The Market Rests -- R. Scott Raynovich
At a start-up or thinking of investing in one? Then you might want to think of the ramifications of a more sedate stock market. The venture capitalist (VC) that promised you a multibillion IPO is now scrambling to keep the deal flow from drying up. Stop thinking about that easy sell-out and start thinking about how to build a viable business, because the big-money liquidity events won't be as easy to come by.
It's not necessarily a bad thing. After the powerful move upward late last year and early this year and then the brutal technology sell-off in March and April, it appears that everybody could use a little break. And summers are typically slow in the tech world, so get used to it.
"I think sideways movement is a completely good thing," says Don Luskin, founder and CEO of Metamarkets.com (http://www.metamarkets.com/) and advisor to Open Fund (http://www.openfund.com/, a technology investment fund. "There are two ways to follow upward trend set in the market since 1998: you can have a giant crash or you can have a lot of sideways movement. What we had recently was a correction but it was not a giant crash. So of those two options, the latter seems like a pretty good thing."

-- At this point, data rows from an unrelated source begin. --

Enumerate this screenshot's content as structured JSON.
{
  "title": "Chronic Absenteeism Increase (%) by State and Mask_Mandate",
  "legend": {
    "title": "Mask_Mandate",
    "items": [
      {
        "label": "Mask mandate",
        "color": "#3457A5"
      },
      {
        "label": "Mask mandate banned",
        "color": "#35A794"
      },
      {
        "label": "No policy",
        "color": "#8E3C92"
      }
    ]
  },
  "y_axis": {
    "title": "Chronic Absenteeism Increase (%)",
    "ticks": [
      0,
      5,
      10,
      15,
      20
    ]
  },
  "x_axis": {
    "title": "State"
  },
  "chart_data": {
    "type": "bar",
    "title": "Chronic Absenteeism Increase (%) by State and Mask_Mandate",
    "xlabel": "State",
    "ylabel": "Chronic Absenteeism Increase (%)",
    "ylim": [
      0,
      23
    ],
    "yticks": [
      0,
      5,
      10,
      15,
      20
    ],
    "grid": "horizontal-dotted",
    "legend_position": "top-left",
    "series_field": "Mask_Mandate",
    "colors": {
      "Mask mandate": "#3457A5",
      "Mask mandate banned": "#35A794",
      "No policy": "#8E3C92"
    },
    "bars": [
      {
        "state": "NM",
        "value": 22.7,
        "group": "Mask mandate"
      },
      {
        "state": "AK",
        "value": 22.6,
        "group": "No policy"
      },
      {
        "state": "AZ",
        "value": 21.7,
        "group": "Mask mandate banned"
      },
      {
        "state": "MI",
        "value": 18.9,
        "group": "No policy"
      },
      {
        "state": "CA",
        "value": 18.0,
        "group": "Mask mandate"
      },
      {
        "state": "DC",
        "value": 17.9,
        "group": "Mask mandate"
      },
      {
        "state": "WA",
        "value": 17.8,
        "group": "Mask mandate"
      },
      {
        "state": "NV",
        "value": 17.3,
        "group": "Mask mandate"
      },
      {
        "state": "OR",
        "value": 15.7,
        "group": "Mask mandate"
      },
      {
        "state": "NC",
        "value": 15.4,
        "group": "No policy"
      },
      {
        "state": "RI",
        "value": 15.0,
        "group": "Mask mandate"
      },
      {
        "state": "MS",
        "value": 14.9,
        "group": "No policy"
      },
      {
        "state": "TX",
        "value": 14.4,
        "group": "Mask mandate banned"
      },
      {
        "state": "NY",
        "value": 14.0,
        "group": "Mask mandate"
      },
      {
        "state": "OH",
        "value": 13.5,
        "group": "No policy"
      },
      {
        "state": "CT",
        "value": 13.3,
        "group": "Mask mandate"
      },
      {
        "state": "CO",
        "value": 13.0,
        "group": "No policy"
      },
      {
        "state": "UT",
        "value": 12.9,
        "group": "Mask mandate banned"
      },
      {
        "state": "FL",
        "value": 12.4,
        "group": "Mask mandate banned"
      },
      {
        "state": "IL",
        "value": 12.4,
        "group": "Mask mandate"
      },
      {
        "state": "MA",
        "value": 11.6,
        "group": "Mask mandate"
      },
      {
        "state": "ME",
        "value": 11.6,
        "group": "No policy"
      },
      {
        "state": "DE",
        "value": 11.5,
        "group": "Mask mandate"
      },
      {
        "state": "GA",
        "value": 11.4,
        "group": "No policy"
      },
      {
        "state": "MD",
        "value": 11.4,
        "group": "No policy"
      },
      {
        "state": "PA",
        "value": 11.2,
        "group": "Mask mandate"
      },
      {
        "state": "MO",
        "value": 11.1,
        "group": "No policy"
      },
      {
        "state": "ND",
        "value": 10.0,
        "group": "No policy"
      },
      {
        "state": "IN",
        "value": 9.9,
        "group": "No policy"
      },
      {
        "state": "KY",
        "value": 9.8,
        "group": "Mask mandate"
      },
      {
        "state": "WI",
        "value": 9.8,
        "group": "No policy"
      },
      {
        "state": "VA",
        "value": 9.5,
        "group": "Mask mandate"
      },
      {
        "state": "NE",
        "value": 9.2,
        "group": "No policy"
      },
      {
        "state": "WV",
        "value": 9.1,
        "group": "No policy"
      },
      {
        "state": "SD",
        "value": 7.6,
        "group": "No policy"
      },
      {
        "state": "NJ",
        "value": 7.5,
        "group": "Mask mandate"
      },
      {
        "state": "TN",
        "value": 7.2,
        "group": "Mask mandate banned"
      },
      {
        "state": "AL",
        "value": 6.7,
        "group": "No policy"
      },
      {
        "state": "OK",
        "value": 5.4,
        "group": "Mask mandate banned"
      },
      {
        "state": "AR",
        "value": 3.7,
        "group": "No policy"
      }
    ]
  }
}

Luskin has a good point. Everybody thought that March and April was a proper crash--after all, the Nasdaq Composite lost roughly 40 percent of its value in a month and some stocks lost far more--but there are still some lofty valuations out there.
Indeed, it's enough to scare some fund managers away from technology altogther. Michael Johnson, a research analyst with Veredus Asset Management LLC (http://www.veredus.com/), said the fund is moving some of its tech money into safer sectors such as energy. "We don't see near-term catalyst for the markets going up," says Johnson. "Earnings season is over, the interest rates are going up. There isn't a lot of good news and the valuations in the tech sector are still high."
But the forward-looking technology investor is not worried about valuations, because he or she is busy looking for the next disruptive technology that will rewrite the rules. None of that is going to change because of the stock market. In fact, the stock market has become nothing but a real-time arbiter of consumer brand taste--a meter of the Internet marketing fad of the moment. Real technology--stuff that unlocks to value of networks and bandwidth and gives applies it to real business cases--will always be in favor in the financial world.
Some of the raw guts of the Internet--including optical networking technology, software infrastructure, and broadband applications--are still in their infancy. The Internet in 2000 is akin to the desktop operating system in 1989. The markets are resting. If the markets go sideways this summer, its a good time to strategize about what to do now that the world has changed.